The Anatomy of Bayes' Theorem

Bayes' Theorem mathematically connects prior knowledge with fresh observations. It is derived directly from the product rule of probability.

The Formula

Bayes' Theorem is expressed as:

$$P(H | E) = \frac{P(E | H) \cdot P(H)}{P(E)}$$

Where:
- $P(H | E)$ is the Posterior (probability of hypothesis $H$ given evidence $E$).
- $P(E | H)$ is the Likelihood (probability of evidence $E$ given hypothesis $H$).
- $P(H)$ is the Prior (initial probability of hypothesis $H$ before seeing evidence).
- $P(E)$ is the Evidence (total probability of observing evidence $E$ across all hypotheses).

Flipping Conditionals & Total Probability

Bayes' Theorem is useful because the likelihood $P(E | H)$ is often easy to measure, whereas the posterior $P(H | E)$ is what we actually want to know. The denominator $P(E)$ acts as a normalizing constant, calculated using the Law of Total Probability:

$$P(E) = \sum_{i} P(E | H_i) P(H_i)$$

Conjugate Priors & Analytical Tractability

In practice, computing the evidence denominator $P(E)$ can involve intractable integrations. Conjugate priors provide an algebraic shortcut.

Definition of Conjugacy

If the posterior distribution is in the same probability family as the prior distribution, the prior is conjugate to the likelihood.
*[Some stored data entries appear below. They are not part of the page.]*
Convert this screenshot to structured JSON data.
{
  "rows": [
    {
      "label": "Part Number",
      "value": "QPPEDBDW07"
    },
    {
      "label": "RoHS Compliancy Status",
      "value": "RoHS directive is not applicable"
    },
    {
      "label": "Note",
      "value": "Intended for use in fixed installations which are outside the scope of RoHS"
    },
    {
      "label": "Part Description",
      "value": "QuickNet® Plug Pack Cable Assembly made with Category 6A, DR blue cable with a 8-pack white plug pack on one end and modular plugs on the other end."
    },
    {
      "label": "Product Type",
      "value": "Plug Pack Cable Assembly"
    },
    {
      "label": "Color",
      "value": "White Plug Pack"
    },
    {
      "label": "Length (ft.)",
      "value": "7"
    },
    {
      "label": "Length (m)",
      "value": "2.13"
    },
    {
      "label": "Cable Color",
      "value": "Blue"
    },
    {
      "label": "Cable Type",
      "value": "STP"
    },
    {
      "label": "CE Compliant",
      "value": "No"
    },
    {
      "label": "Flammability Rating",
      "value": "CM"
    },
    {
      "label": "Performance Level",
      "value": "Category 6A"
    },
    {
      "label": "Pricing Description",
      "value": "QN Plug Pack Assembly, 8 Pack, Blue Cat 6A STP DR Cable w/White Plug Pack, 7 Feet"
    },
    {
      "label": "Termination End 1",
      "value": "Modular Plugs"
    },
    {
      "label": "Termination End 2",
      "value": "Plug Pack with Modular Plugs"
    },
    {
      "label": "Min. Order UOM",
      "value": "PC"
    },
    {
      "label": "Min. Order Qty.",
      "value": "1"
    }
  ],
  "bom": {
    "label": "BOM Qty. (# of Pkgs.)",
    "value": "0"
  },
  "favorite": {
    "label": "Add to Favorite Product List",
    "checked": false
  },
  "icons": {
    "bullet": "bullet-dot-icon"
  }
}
This allows us to calculate the posterior parameters analytically without integrating.

Beta-Binomial Updates

For a binary process with success probability $\theta$, if we choose a Beta distribution $Beta(\alpha, \beta)$ as our prior, and observe $k$ successes in $n$ trials, the posterior is also a Beta distribution: $Beta(\alpha + k, \beta + n - k)$. This allows sequential, closed-form updates as new data arrives.

Parameter Estimation: MLE vs. MAP

In machine learning, we use Bayes' Theorem to estimate a model's parameters $\theta$ based on training data $D$.

Maximum Likelihood Estimation (MLE)

MLE ignores the prior and finds the parameters that maximize the probability of the observed data:

$$\theta_{MLE} = \arg\max_{\theta} P(D | \theta)$$

Maximum A Posteriori (MAP) Estimation

MAP incorporates prior beliefs, maximizing the posterior:

$$\theta_{MAP} = \arg\max_{\theta} P(D | \theta) P(\theta)$$

If we assume a Gaussian prior on the parameters $\theta$, MAP estimation is mathematically identical to L2 regularization (weight decay) in neural networks.

Bayesian Neural Networks (BNNs)

Standard neural networks output point estimates of weights. BNNs learn a probability distribution over every weight in the network.

Quantifying Parameter Uncertainty

By representing weights as probability distributions $P(W | D)$, BNNs can quantify epistemic uncertainty. If the model is shown an out-of-distribution input, the high variance in the weight distributions will result in a highly uncertain, safe prediction.

Variational Inference & MC Dropout

Calculating the true posterior over millions of weights is intractable. BNNs use Variational Inference to find the best Gaussian approximation, or Monte Carlo (MC) Dropout, which runs dropout during inference to sample multiple predictions and estimate variance.